Cron Scheduling
Overview
A cron schedule is a time-based pattern that tells Precog when to load data from your sources into your destination. Precog uses Quartz cron expressions, a flexible format that lets you define exactly when and how often data loads occur — down to the second.
With cron scheduling, Precog can refresh your data automatically on a set schedule, so your destination always stays up to date without manual effort.
Why It Matters
Scheduling data loads is about balancing two priorities: performance and freshness. Frequent loads keep your data current but can consume more resources; infrequent loads save processing time but may delay updates.
Cron scheduling gives you precise control over when data moves. You can time loads to avoid peak business hours, align refreshes with reporting cycles, or run heavier tasks overnight. The result is a system that stays efficient and keeps your data ready when you need it.
How It Works in Precog
In Precog's new UI, each source can have its own schedule that determines when data is loaded into its destination.
Precog uses Quartz-style cron expressions, which include six or seven positions instead of the five used in standard UNIX cron. The additional position lets you schedule to the exact second, and an optional final position can restrict the schedule to a specific year.

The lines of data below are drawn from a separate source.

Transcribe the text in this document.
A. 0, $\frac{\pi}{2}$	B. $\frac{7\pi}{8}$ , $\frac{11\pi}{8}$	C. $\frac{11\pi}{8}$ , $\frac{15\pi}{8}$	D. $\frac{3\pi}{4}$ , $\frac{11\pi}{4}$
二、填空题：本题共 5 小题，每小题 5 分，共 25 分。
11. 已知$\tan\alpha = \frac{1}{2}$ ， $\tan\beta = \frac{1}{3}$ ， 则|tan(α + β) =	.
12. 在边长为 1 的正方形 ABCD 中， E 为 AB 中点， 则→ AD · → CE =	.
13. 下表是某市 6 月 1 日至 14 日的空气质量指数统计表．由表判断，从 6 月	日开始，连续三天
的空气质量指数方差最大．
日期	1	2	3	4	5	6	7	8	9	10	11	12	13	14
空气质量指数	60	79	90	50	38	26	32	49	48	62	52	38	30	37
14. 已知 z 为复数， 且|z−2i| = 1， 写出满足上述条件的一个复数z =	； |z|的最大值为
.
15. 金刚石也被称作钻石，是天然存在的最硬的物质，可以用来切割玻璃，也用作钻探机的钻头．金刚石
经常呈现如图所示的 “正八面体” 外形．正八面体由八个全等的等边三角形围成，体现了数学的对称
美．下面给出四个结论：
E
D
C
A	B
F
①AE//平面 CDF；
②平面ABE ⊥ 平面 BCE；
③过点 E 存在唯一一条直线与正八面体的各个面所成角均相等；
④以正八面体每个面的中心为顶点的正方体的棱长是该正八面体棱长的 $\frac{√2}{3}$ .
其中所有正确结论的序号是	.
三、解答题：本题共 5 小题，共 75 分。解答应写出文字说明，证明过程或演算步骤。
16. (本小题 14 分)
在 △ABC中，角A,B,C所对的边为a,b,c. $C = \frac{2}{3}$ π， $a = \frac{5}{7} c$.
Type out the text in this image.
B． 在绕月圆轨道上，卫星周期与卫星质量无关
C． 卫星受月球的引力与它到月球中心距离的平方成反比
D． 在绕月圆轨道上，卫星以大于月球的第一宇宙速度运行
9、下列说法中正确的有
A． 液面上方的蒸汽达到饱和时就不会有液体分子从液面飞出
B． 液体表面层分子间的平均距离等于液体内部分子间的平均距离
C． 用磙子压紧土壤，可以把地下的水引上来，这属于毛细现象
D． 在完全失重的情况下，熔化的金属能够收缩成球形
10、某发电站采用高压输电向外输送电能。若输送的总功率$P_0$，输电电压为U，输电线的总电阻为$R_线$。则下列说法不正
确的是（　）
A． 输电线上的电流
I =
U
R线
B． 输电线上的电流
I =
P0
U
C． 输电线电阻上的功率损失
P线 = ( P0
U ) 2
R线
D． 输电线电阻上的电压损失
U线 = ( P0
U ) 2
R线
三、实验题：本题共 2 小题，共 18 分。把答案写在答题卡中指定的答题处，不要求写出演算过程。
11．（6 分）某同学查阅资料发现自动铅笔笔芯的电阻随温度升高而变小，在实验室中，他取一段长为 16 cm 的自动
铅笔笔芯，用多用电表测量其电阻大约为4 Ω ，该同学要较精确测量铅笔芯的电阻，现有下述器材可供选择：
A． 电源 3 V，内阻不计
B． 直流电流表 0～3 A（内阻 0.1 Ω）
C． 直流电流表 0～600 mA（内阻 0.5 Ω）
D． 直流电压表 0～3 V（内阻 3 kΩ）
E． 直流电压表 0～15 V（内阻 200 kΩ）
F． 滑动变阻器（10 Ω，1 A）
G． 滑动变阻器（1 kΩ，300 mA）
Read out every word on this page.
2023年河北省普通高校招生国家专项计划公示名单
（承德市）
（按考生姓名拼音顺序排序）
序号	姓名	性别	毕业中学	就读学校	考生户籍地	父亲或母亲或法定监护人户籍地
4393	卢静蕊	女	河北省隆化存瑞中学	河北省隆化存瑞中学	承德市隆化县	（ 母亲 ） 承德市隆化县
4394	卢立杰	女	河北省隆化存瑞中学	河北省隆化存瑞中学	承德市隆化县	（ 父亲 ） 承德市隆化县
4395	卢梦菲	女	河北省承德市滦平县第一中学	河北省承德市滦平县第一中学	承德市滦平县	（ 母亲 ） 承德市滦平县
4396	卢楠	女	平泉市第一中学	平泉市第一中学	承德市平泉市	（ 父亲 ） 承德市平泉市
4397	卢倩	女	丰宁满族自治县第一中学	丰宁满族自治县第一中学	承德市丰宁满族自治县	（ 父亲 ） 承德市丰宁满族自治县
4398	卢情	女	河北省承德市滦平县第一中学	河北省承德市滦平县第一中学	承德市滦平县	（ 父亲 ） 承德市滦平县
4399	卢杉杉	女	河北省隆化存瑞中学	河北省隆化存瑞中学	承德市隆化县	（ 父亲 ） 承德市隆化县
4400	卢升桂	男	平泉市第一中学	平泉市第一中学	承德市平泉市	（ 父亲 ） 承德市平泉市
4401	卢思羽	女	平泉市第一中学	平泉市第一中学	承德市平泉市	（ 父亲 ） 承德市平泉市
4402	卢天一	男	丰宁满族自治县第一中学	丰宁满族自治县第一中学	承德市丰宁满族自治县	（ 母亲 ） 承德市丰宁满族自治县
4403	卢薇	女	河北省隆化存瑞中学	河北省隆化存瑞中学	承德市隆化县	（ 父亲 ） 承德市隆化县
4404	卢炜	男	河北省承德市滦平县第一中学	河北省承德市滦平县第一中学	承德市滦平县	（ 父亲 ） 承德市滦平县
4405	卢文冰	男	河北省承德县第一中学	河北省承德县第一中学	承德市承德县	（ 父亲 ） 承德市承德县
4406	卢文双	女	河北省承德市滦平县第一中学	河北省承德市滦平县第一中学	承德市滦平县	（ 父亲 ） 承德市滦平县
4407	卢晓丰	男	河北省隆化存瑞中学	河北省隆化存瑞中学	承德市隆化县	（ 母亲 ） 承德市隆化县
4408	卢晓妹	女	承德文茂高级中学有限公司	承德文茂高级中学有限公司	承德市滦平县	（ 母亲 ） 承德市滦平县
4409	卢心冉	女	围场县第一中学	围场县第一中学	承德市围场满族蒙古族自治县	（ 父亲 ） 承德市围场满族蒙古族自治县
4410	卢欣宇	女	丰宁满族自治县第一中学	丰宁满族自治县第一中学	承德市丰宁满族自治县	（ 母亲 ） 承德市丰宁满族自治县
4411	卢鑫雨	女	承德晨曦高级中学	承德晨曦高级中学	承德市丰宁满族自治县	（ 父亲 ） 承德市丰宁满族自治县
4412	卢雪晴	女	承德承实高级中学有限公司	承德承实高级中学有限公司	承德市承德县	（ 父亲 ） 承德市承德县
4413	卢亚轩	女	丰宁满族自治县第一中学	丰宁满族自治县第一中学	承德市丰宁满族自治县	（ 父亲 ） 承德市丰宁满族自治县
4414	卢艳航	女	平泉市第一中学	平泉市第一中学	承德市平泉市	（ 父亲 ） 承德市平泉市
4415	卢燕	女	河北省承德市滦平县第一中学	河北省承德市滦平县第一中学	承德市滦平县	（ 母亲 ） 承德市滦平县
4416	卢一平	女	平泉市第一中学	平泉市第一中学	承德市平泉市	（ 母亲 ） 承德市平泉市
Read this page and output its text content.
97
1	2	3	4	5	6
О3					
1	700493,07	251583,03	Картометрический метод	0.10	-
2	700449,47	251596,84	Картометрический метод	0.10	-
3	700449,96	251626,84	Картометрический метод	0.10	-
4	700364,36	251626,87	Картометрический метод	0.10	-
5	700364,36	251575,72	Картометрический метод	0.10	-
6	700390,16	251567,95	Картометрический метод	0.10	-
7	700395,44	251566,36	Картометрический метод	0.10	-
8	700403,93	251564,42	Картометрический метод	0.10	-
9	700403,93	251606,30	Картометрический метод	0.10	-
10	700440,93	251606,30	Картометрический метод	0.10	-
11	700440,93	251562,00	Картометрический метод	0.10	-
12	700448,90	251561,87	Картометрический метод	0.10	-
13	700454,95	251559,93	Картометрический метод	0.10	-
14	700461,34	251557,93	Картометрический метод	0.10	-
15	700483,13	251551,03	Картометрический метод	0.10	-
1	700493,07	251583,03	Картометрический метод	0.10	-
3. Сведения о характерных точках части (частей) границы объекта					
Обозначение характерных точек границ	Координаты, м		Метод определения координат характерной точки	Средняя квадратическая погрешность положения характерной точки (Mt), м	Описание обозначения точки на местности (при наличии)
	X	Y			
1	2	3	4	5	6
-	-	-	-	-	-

A Quartz cron expression is written as:
Seconds Minutes Hours Day-of-Month Month Day-of-Week [Year (optional)]
To read one, simply move left to right:
-
The first number sets the second of the minute when the schedule should begin.
-
The second number defines the minute of the hour.
-
The third number sets the hour of the day (on a 24-hour clock).
-
The fourth position defines which day of the month to run on.
-
The fifth identifies the month.
-
The sixth identifies the day of the week.
-
The seventh (optional) limits the schedule to a specific year.
You'll often see a ? in either the day of month or day of week position. In Quartz, ? means "no specific value" and is required when you want to schedule based on one type of day but not the other. For example, if you are going to load data on the 10th of the month regardless of what day of the week it falls on, you would use "10" in the day-of-month field and "?" in the day-of-week field. You must use ? in one of these two fields — Quartz doesn't allow you to specify both a specific day of the month and a specific day of the week in the same expression.
Precog runs all schedules using UTC time by default.
Examples
Here are some examples that show how to read cron expressions in words:
-
0 0 2 * * ?→ Run every day at 2:00 AM (nightly load) -
0 0 0/4 * * ?→ Run every 4 hours throughout the day -
0 30 6 ? * MON→ Run every Monday at 6:30 AM (weekly refresh) -
0 0 0 1 * ?→ Run on the 1st day of every month at midnight (monthly batch)
If a load takes longer than the schedule interval, the next run waits until the current one completes. Adjusting schedules for heavier sources prevents overlap and keeps data moving smoothly.
Practical Advice
A little trial and error is normal when creating schedules. Cron syntax can take some experimenting — especially when deciding where to use the ? in Quartz expressions. Looking at working examples can help.
Watch for long-running sources. If a source takes longer to load than the schedule interval, later runs will wait until the current one finishes. For example, if a load is scheduled every 5 minutes but the process takes 8 minutes, the next run won't start until the previous one completes. This can delay when data becomes available in your destination.
To avoid delays, you can assign separate schedules:
-
Use a dedicated schedule for high-priority sources that need frequent updates.
-
Use a more relaxed schedule for less critical data that changes infrequently.
Having multiple schedules for different sources doesn't affect pricing and can help keep data flowing efficiently across your destinations.